Not to mention, the very happy and nonchalant nature of the Pokemon world itself... People have no problem letting a 10-year-old keep ANY ANIMAL THEY FIND IN THE WILD as a pet. Even if it's a potential WMD. Last I checked, Lugia was a tornado-stirring whalebird that lives in the ocean because VIBRATING ITS WINGS THE WRONG WAY IS STRONG ENOUGH TO LEVEL BUILDINGS AND CAUSE NATURAL DISASTERS. It's no problem to talk to any old stranger, give gifts out to random people, or let your child go off on years-long journeys across regional borders.
And the entire method of conflict resolution is nothing but Pokemon Battling. Nobody uses any other method of combat. The rough counterpart equivalent of the mafia did a HOSTILE TAKEOVER OF A RADIO TOWER, and NOT A SINGLE HUMAN BEING WAS INJURED. The badass Final Four Dragon guy interrogated bad guys not by hurting them, but by beating the shit out of their pokemon. The level of crime is stupid. All the antagonistic teams are horrendously misinformed and short-sighted. Your rival has no idea what's wrong with his training methods even after you beat him several hundred times. (I've taken to calling him "Ryder" cuz he misses the point so goddamn much.) You rarely see any real weapons that aren't being taught for martial arts and other cultural purposes. So, what the fuck happened to those?
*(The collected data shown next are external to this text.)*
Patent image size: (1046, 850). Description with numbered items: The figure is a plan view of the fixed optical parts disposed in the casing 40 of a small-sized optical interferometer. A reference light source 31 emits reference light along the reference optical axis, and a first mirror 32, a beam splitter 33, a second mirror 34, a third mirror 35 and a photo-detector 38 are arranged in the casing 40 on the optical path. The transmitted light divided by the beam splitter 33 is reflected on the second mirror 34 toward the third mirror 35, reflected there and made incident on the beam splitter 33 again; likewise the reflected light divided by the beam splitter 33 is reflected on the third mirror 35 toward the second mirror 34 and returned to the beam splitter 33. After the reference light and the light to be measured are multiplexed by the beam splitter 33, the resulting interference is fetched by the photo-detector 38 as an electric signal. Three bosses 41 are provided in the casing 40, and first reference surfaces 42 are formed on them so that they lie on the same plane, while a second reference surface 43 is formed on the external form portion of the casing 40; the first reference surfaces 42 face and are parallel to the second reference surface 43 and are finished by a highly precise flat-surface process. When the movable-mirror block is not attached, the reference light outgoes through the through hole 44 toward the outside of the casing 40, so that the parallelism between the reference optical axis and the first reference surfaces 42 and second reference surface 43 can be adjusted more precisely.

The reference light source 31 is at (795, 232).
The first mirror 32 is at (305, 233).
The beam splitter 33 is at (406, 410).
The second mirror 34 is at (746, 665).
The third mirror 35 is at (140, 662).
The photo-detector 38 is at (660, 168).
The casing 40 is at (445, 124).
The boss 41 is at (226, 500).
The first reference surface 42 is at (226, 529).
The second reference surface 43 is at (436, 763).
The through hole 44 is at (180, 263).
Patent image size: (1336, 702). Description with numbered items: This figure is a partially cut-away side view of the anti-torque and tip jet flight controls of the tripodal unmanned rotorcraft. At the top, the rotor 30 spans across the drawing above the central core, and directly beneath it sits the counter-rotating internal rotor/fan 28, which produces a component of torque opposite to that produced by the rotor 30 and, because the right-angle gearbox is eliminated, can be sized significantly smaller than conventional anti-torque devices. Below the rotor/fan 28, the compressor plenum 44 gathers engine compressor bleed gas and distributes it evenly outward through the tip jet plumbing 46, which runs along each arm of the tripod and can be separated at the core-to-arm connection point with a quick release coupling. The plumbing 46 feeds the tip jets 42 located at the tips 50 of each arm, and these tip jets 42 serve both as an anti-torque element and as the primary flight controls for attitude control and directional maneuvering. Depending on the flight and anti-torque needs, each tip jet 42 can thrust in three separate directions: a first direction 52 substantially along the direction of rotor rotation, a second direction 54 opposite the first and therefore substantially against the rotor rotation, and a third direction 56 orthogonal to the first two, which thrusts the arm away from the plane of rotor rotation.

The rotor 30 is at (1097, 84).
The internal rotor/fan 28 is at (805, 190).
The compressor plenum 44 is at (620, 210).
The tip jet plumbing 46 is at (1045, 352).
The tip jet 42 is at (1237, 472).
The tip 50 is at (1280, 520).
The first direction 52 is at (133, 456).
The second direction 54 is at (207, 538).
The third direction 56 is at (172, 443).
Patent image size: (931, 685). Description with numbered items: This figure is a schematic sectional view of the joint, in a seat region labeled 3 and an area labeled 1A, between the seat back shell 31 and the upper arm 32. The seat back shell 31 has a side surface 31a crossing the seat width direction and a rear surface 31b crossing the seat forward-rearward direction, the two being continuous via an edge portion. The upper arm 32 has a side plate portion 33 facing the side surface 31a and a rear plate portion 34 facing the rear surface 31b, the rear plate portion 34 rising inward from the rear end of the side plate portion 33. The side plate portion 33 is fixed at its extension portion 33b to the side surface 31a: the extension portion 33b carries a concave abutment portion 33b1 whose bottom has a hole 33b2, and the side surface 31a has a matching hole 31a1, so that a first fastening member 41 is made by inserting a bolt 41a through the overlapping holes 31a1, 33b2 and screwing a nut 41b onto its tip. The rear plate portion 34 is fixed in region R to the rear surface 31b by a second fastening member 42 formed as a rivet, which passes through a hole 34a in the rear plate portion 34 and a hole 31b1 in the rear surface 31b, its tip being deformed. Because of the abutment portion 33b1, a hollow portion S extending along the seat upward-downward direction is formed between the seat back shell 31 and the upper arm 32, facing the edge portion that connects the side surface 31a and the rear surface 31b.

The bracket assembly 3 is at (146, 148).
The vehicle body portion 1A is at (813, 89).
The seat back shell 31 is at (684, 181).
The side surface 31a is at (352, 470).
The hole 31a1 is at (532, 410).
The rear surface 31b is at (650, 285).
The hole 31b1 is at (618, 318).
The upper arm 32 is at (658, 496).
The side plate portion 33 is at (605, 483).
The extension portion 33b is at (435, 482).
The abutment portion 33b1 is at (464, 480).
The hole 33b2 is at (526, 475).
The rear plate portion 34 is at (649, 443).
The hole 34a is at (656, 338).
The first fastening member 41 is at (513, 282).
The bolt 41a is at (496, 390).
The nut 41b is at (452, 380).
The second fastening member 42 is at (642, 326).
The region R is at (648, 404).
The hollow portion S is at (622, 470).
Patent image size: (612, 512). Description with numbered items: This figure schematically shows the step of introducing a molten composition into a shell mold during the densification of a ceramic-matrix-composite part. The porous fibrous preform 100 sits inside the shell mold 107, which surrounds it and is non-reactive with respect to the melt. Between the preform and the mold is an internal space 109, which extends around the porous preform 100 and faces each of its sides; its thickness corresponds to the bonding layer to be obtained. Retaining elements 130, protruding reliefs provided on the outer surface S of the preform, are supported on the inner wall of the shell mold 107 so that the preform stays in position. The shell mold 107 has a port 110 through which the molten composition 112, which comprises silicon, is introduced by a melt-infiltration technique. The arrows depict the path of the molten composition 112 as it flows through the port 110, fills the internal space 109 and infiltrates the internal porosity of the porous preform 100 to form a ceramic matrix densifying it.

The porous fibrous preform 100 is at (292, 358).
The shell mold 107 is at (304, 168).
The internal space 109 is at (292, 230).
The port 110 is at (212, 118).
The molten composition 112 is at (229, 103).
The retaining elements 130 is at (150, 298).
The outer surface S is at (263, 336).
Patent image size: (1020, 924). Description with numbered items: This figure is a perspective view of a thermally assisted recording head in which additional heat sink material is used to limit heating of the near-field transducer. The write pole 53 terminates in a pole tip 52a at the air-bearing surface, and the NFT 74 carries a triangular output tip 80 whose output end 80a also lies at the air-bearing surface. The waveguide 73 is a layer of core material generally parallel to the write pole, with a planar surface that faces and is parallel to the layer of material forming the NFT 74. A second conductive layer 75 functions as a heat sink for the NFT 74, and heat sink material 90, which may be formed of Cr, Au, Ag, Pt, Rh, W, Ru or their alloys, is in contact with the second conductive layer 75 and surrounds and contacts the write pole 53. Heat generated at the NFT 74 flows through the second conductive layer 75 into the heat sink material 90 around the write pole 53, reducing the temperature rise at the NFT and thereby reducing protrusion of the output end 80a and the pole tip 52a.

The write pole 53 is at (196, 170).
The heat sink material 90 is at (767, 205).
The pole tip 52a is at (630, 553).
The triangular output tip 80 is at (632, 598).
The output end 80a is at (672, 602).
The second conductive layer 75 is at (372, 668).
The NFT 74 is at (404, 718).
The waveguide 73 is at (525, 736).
The population is extraordinarily small, for a game that's supposed to be covering entire cities and countries, you're not actually seeing that many people... And those people, for the most part, all have one routine, and they all do everything they want. Nobody in the pokemon world hates their job. (Sure, some people are having a bad day when you talk to them, but it's like having one of those "Cute" fights with your girlfriend or something. A collection of minor annoyances and analytically insubstantial.) Everyone fits in somewhere. I don't think there's a single homeless person in the streets of any city in all of Pokeland.
What I think happened, was that Pokemon was our world thousands of years ago, but during an arms race or something, somebody made nanobots and started a technological singularity that rewired brains and genetics (Hence all the unnatural hair colors, whole groups of people looking the same, everyone magically ending up doing the job that they like doing.) There was an apocalypse, all of nature broke down and became PokeNature, and after everyone came out of their vaults and shit, there were extremely low populations, but supertechnology, so people built tiny cities in the middle of immaculate forests and wildlife.
Technically, Pokemon don't need to eat, so there is no cohesive food chain. If a Pokemon eats, it'll eat what it thinks it should be eating since it looks like the type of animal that would eat this kind of other animal. Hell, humans don't need to eat. The protagonist almost never eats or sleeps in any of the games, ever.